Having concluded last week that apart from Falcon-AO, it is imperative to explore other approaches/algorithms, I started working on AROMA (Association Rule Ontology Matching Approach). It is a hybrid, extensional and asymmetric matching approach which allows to match not only equivalence relations but also subsumption relations between
entities, i.e. classes and properties, issued from two OWL ontologies. AROMA relies on the following assumption: An entity A will be more specific than or equivalent to an entity B if the vocabulary (i.e. terms and also data) used to describe A, its descendants, and its instances tends to be included in that of B.
It is divided into three successive main stages:-
- pre processing stage: Here the data is prepared by constructing a set of relevant terms and/or datavalues for each class and property.
- second stage: Here the association rules between entities are discovered. The association rule a -> b, is a subsumption relation from the antecedent entity toward the consequent one. (refer to the assumption in the first para). For example, the binary rule car → vehicle means: ”The concept car is more specific than the concept vehicle”.
- post processing stage: The alignments produced in the previous stage are enhanced by… deduction of equivalence relations, suppression of cycles in the alignment graph, suppression of redundant correspondences & selection of the best correspondence for each entity. This stage uses equality-based and string similarity-based matchers.
AROMA has participated in various iterations of oaei for several years on many tracks such as benchmark, anatomy and conference with considerably good results.
I applied this algorithm onto some OWL ontologies downloaded from the bioportal & the esip semantic web portal. The resulting alignments produced were interesting. The algorithm necessitates parsing of two ontologies at a time and produces a file in .rdf format which contains alignment relations between the preprocessed terms(set made in the first stage). Ontologies used are: sweet, oboe-sbc, swo, biodiversity. Although the alignments produced had the expected relations, but were mostly rid with warnings and errors, some times inexplicable. Only the biodiversity ontology seems to work fine with this algorithm, with the remaining producing errors/exceptions during the preprocessing stage like ava.lang.NullPointerException, NotFoundException.
Possible reasons could be that the tested ontologies were broken or there were problems with Jena (com.hp.hpl.jena.util.FileManager) or maybe AROMA is not good enough to produce correct alignments for these ontologies(but this seems a bit far-fetched).

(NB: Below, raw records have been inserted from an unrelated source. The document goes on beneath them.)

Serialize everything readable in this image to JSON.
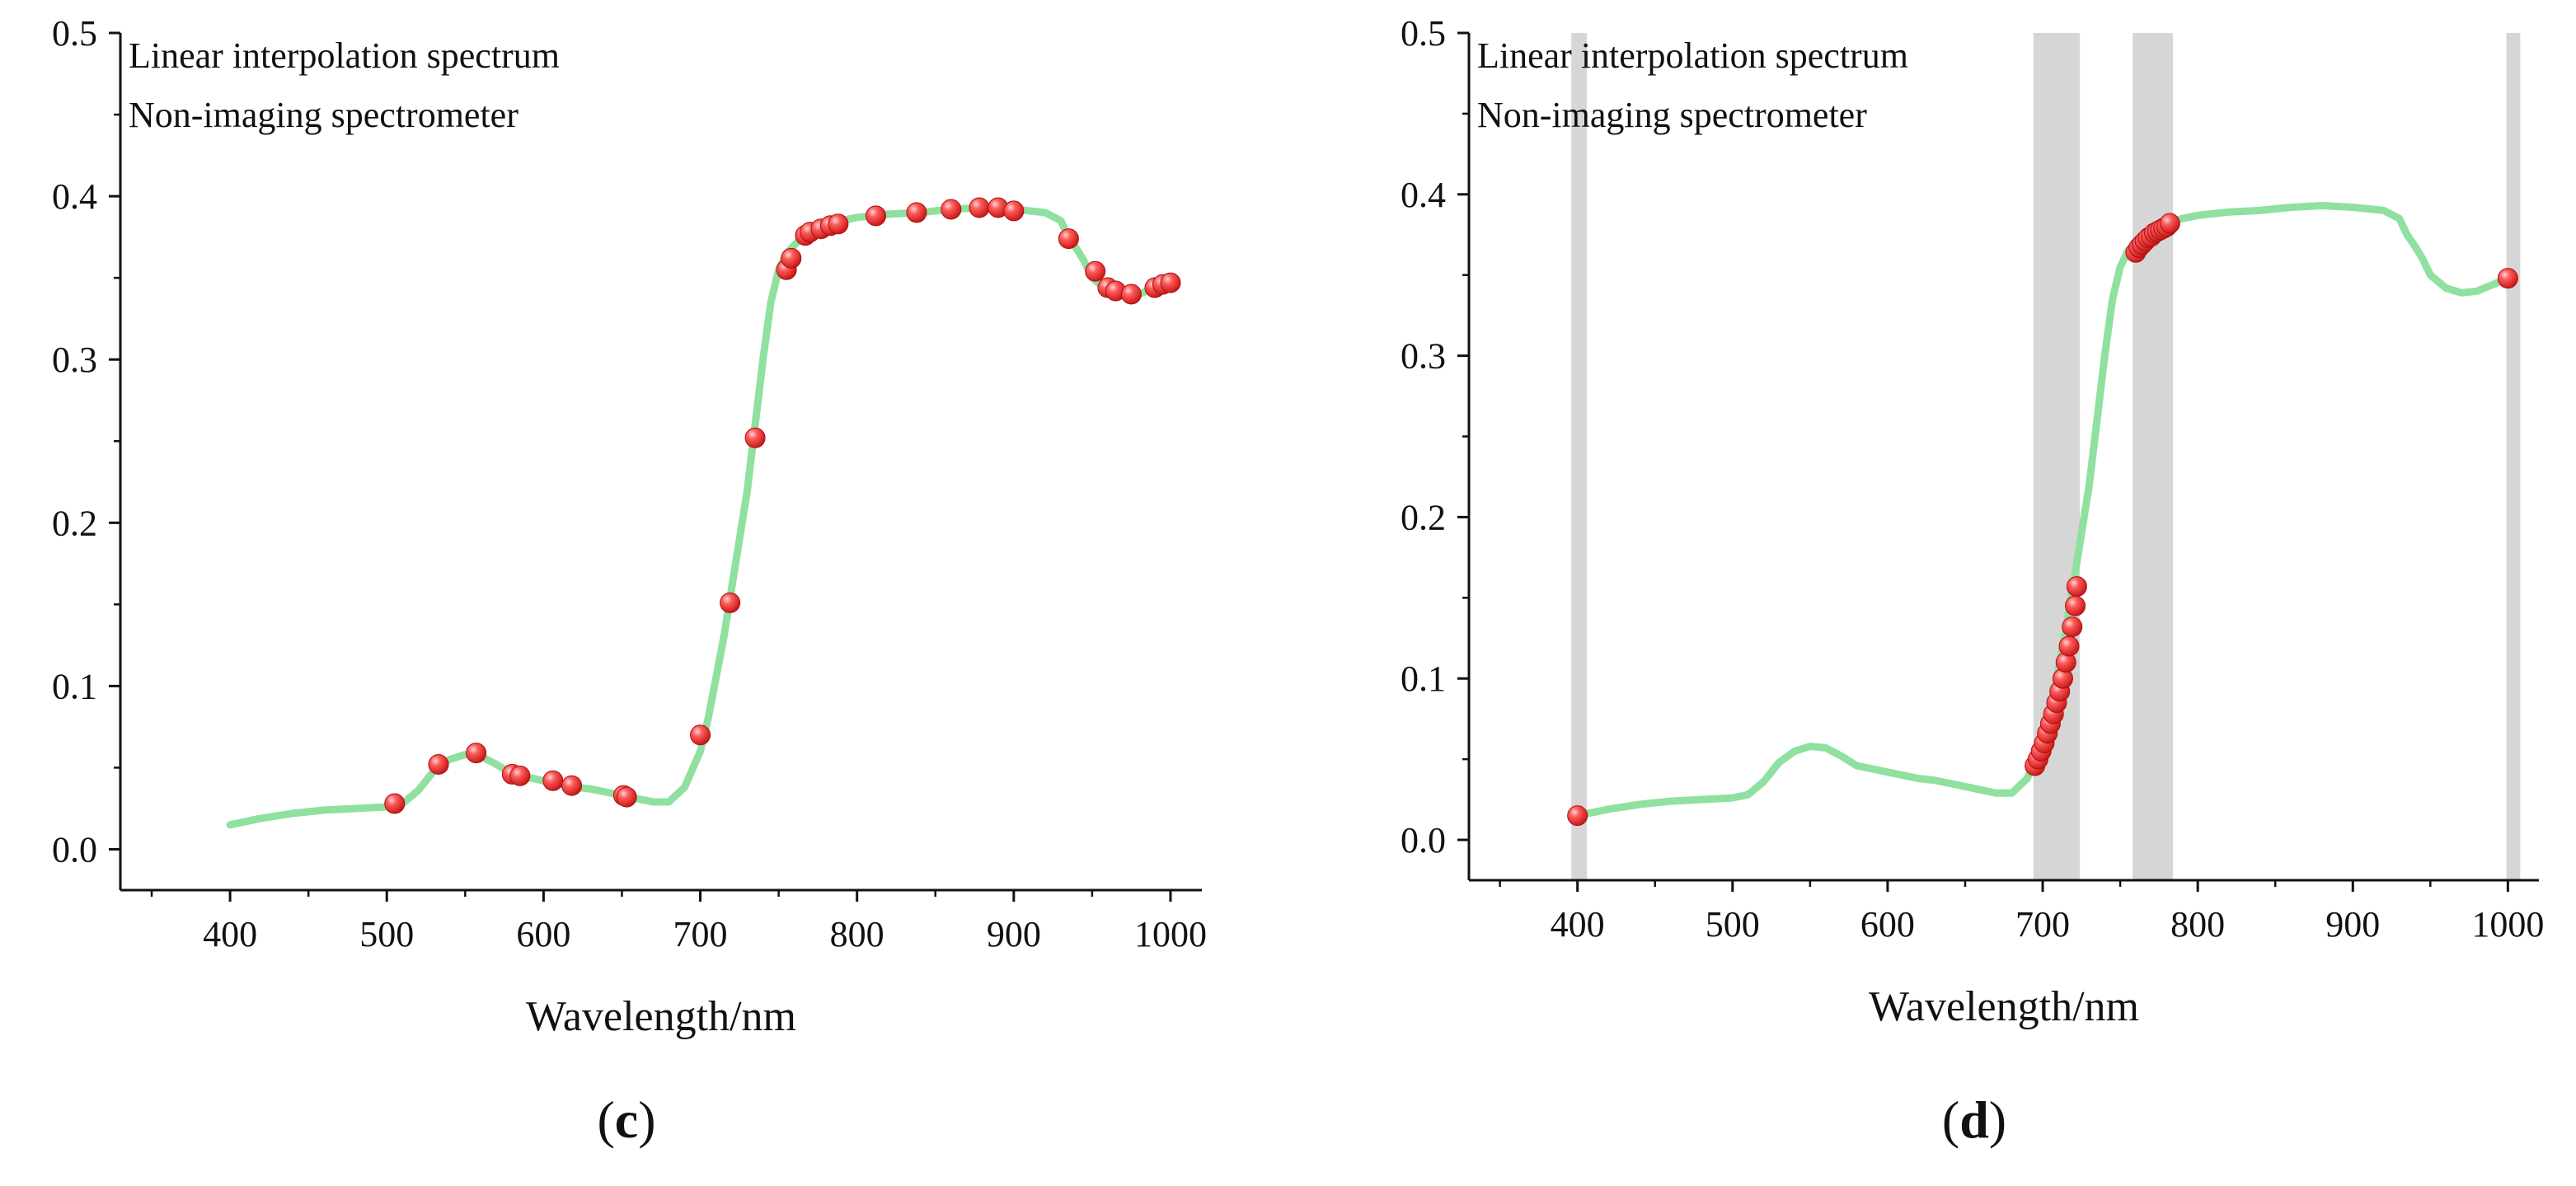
{
  "chart_data": [
    {
      "panel": "c",
      "type": "line",
      "panel_label_open": "(",
      "panel_label_letter": "c",
      "panel_label_close": ")",
      "xlabel": "Wavelength/nm",
      "ylabel": "",
      "xlim": [
        330,
        1020
      ],
      "ylim": [
        -0.025,
        0.5
      ],
      "xticks": [
        400,
        500,
        600,
        700,
        800,
        900,
        1000
      ],
      "yticks": [
        0.0,
        0.1,
        0.2,
        0.3,
        0.4,
        0.5
      ],
      "ytick_labels": [
        "0.0",
        "0.1",
        "0.2",
        "0.3",
        "0.4",
        "0.5"
      ],
      "legend": [
        "Linear interpolation spectrum",
        "Non-imaging spectrometer"
      ],
      "line_color": "#90e0a0",
      "marker_color": "#ee3b3b",
      "series": [
        {
          "name": "Linear interpolation spectrum",
          "style": "line",
          "x": [
            400,
            420,
            440,
            460,
            480,
            500,
            510,
            520,
            530,
            540,
            550,
            560,
            570,
            580,
            590,
            600,
            610,
            620,
            630,
            640,
            650,
            660,
            670,
            680,
            690,
            700,
            705,
            710,
            715,
            720,
            725,
            730,
            735,
            740,
            745,
            750,
            755,
            760,
            765,
            770,
            780,
            790,
            800,
            820,
            840,
            860,
            880,
            900,
            910,
            920,
            930,
            935,
            940,
            945,
            950,
            955,
            960,
            970,
            980,
            990,
            1000
          ],
          "y": [
            0.015,
            0.019,
            0.022,
            0.024,
            0.025,
            0.026,
            0.028,
            0.036,
            0.048,
            0.055,
            0.058,
            0.057,
            0.052,
            0.046,
            0.044,
            0.042,
            0.04,
            0.038,
            0.037,
            0.035,
            0.033,
            0.031,
            0.029,
            0.029,
            0.038,
            0.06,
            0.08,
            0.105,
            0.13,
            0.16,
            0.19,
            0.22,
            0.26,
            0.3,
            0.335,
            0.355,
            0.365,
            0.37,
            0.375,
            0.378,
            0.382,
            0.385,
            0.387,
            0.389,
            0.39,
            0.392,
            0.393,
            0.392,
            0.391,
            0.39,
            0.385,
            0.375,
            0.368,
            0.36,
            0.35,
            0.346,
            0.342,
            0.339,
            0.34,
            0.344,
            0.348
          ]
        },
        {
          "name": "Non-imaging spectrometer",
          "style": "markers",
          "x": [
            505,
            533,
            557,
            580,
            585,
            606,
            618,
            651,
            653,
            700,
            719,
            735,
            755,
            758,
            767,
            770,
            777,
            783,
            788,
            812,
            838,
            860,
            878,
            890,
            900,
            935,
            952,
            960,
            965,
            975,
            990,
            995,
            1000
          ],
          "y": [
            0.028,
            0.052,
            0.059,
            0.046,
            0.045,
            0.042,
            0.039,
            0.033,
            0.032,
            0.07,
            0.151,
            0.252,
            0.355,
            0.362,
            0.376,
            0.378,
            0.38,
            0.382,
            0.383,
            0.388,
            0.39,
            0.392,
            0.393,
            0.393,
            0.391,
            0.374,
            0.354,
            0.344,
            0.342,
            0.34,
            0.344,
            0.346,
            0.347
          ]
        }
      ]
    },
    {
      "panel": "d",
      "type": "line",
      "panel_label_open": "(",
      "panel_label_letter": "d",
      "panel_label_close": ")",
      "xlabel": "Wavelength/nm",
      "ylabel": "",
      "xlim": [
        330,
        1020
      ],
      "ylim": [
        -0.025,
        0.5
      ],
      "xticks": [
        400,
        500,
        600,
        700,
        800,
        900,
        1000
      ],
      "yticks": [
        0.0,
        0.1,
        0.2,
        0.3,
        0.4,
        0.5
      ],
      "ytick_labels": [
        "0.0",
        "0.1",
        "0.2",
        "0.3",
        "0.4",
        "0.5"
      ],
      "legend": [
        "Linear interpolation spectrum",
        "Non-imaging spectrometer"
      ],
      "line_color": "#90e0a0",
      "marker_color": "#ee3b3b",
      "band_color": "#d6d6d6",
      "bands": [
        [
          396,
          406
        ],
        [
          694,
          724
        ],
        [
          758,
          784
        ],
        [
          999,
          1008
        ]
      ],
      "series": [
        {
          "name": "Linear interpolation spectrum",
          "style": "line",
          "x": [
            400,
            420,
            440,
            460,
            480,
            500,
            510,
            520,
            530,
            540,
            550,
            560,
            570,
            580,
            590,
            600,
            610,
            620,
            630,
            640,
            650,
            660,
            670,
            680,
            690,
            700,
            705,
            710,
            715,
            720,
            725,
            730,
            735,
            740,
            745,
            750,
            755,
            760,
            765,
            770,
            780,
            790,
            800,
            820,
            840,
            860,
            880,
            900,
            910,
            920,
            930,
            935,
            940,
            945,
            950,
            955,
            960,
            970,
            980,
            990,
            1000
          ],
          "y": [
            0.015,
            0.019,
            0.022,
            0.024,
            0.025,
            0.026,
            0.028,
            0.036,
            0.048,
            0.055,
            0.058,
            0.057,
            0.052,
            0.046,
            0.044,
            0.042,
            0.04,
            0.038,
            0.037,
            0.035,
            0.033,
            0.031,
            0.029,
            0.029,
            0.038,
            0.06,
            0.08,
            0.105,
            0.13,
            0.16,
            0.19,
            0.22,
            0.26,
            0.3,
            0.335,
            0.355,
            0.365,
            0.37,
            0.375,
            0.378,
            0.382,
            0.385,
            0.387,
            0.389,
            0.39,
            0.392,
            0.393,
            0.392,
            0.391,
            0.39,
            0.385,
            0.375,
            0.368,
            0.36,
            0.35,
            0.346,
            0.342,
            0.339,
            0.34,
            0.344,
            0.348
          ]
        },
        {
          "name": "Non-imaging spectrometer",
          "style": "markers",
          "x": [
            400,
            695,
            697,
            699,
            701,
            703,
            705,
            707,
            709,
            711,
            713,
            715,
            717,
            719,
            721,
            722,
            760,
            762,
            764,
            766,
            768,
            770,
            772,
            774,
            776,
            778,
            780,
            782,
            1000
          ],
          "y": [
            0.015,
            0.046,
            0.05,
            0.055,
            0.06,
            0.066,
            0.072,
            0.078,
            0.085,
            0.092,
            0.1,
            0.11,
            0.12,
            0.132,
            0.145,
            0.157,
            0.364,
            0.367,
            0.369,
            0.371,
            0.373,
            0.374,
            0.376,
            0.377,
            0.378,
            0.379,
            0.38,
            0.382,
            0.348
          ]
        }
      ]
    }
  ]
}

So, continuing with this line of thought I intend to explore the said algorithm more, possibly testing it on few other ontologies even if not related to the earth & environment domain to check the consistency of the algorithm. Since it accepts only OWL format is input the no. of ontologies become limited. Also I would test the algo on parts of the sweet ontology – thoughtful suggestion by the mentor.
Apart from this, I also played around with Falcon-AO and removed some errors from the source code. Falcon does boast of a nice GUI and I hope to make it work pretty soon, possibly.